Thursday, November 13, 2014
CDL
CDL: 3Q14 profits disappointed consensus, coming in only 4.7% higher y/y despite TOP of Blossom Residence EC and contributions from two new hotels, Chelsea Harbour and Novotel New York Times Square, adding 58.3% to top line growth, bringing revenue to $1.322b.
Bottom line was lower on absence of significant divestment gains from non-core investment properties. Finance costs increased 51.1% y/y on fair value losses and higher interest expenses.
On the projects, leasing at its South Beach office tower, slated for completion in 1Q15, is on track to achieving 90% occupancy by end of 2014, with 33% pre-committed, 50% firmed up and 10% under advanced negotiation.
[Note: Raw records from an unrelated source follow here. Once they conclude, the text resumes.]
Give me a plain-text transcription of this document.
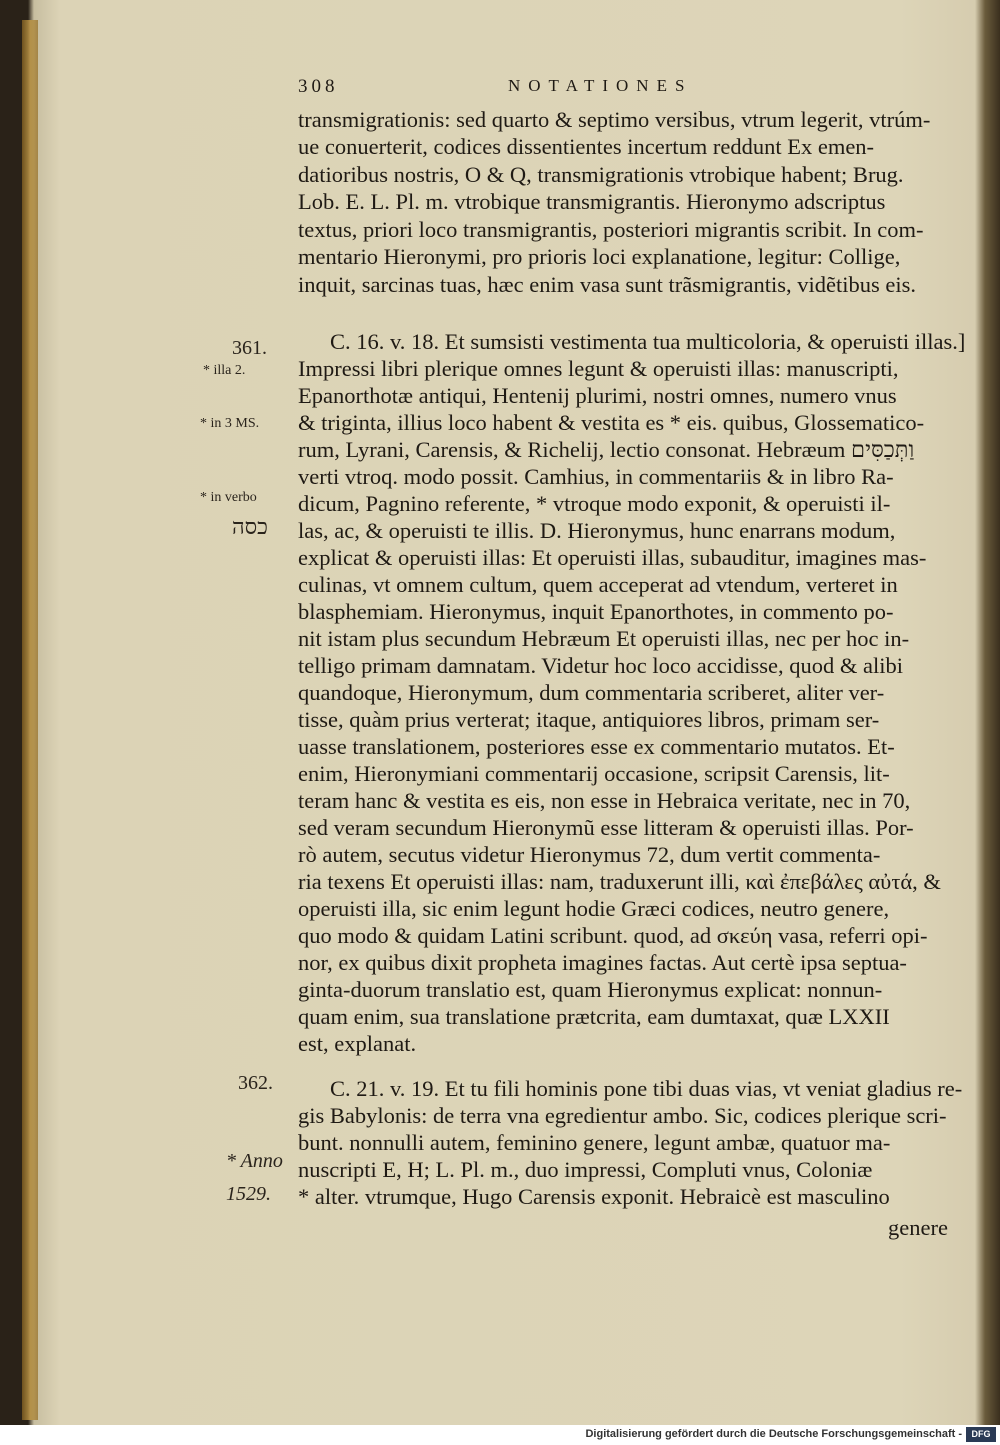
308	NOTATIONES
transmigrationis: sed quarto & septimo versibus, vtrum legerit, vtrúm-
ue conuerterit, codices dissentientes incertum reddunt Ex emen-
datioribus nostris, O & Q, transmigrationis vtrobique habent; Brug.
Lob. E. L. Pl. m. vtrobique transmigrantis. Hieronymo adscriptus
textus, priori loco transmigrantis, posteriori migrantis scribit. In com-
mentario Hieronymi, pro prioris loci explanatione, legitur: Collige,
inquit, sarcinas tuas, hæc enim vasa sunt trãsmigrantis, vidẽtibus eis.
361.
* illa 2.
* in 3 MS.
* in verbo
כסה
C. 16. v. 18. Et sumsisti vestimenta tua multicoloria, & operuisti illas.]
Impressi libri plerique omnes legunt & operuisti illas: manuscripti,
Epanorthotæ antiqui, Hentenij plurimi, nostri omnes, numero vnus
& triginta, illius loco habent & vestita es * eis. quibus, Glossematico-
rum, Lyrani, Carensis, & Richelij, lectio consonat. Hebræum וַתְּכַסִּים
verti vtroq. modo possit. Camhius, in commentariis & in libro Ra-
dicum, Pagnino referente, * vtroque modo exponit, & operuisti il-
las, ac, & operuisti te illis. D. Hieronymus, hunc enarrans modum,
explicat & operuisti illas: Et operuisti illas, subauditur, imagines mas-
culinas, vt omnem cultum, quem acceperat ad vtendum, verteret in
blasphemiam. Hieronymus, inquit Epanorthotes, in commento po-
nit istam plus secundum Hebræum Et operuisti illas, nec per hoc in-
telligo primam damnatam. Videtur hoc loco accidisse, quod & alibi
quandoque, Hieronymum, dum commentaria scriberet, aliter ver-
tisse, quàm prius verterat; itaque, antiquiores libros, primam ser-
uasse translationem, posteriores esse ex commentario mutatos. Et-
enim, Hieronymiani commentarij occasione, scripsit Carensis, lit-
teram hanc & vestita es eis, non esse in Hebraica veritate, nec in 70,
sed veram secundum Hieronymũ esse litteram & operuisti illas. Por-
rò autem, secutus videtur Hieronymus 72, dum vertit commenta-
ria texens Et operuisti illas: nam, traduxerunt illi, καὶ ἐπεβάλες αὐτά, &
operuisti illa, sic enim legunt hodie Græci codices, neutro genere,
quo modo & quidam Latini scribunt. quod, ad σκεύη vasa, referri opi-
nor, ex quibus dixit propheta imagines factas. Aut certè ipsa septua-
ginta-duorum translatio est, quam Hieronymus explicat: nonnun-
quam enim, sua translatione prætcrita, eam dumtaxat, quæ LXXII
est, explanat.
362.
* Anno
1529.
C. 21. v. 19. Et tu fili hominis pone tibi duas vias, vt veniat gladius re-
gis Babylonis: de terra vna egredientur ambo. Sic, codices plerique scri-
bunt. nonnulli autem, feminino genere, legunt ambæ, quatuor ma-
nuscripti E, H; L. Pl. m., duo impressi, Compluti vnus, Coloniæ
* alter. vtrumque, Hugo Carensis exponit. Hebraicè est masculino
genere
Digitalisierung gefördert durch die Deutsche Forschungsgemeinschaft -	DFG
Management sees fragile prospects in Singapore’s residential market but is confident the company can weather the down-cycle. CDL has a healthy balance sheet and safe net gearing of 36% to cushion the impacts of slowing residential sales in Singapore.
Overseas diversification is progressing well, but unlikely to plug the gap in Singapore’s slowing residential property market in the near term. Over 3Q, CDL had acquired a prime freehold site in Tokyo for upmarket condominium, obtained approval for four UK projects, and has two more UK car park developments in the pipeline.
BVPS at $8.79, stock trades at 1.06x P/BV.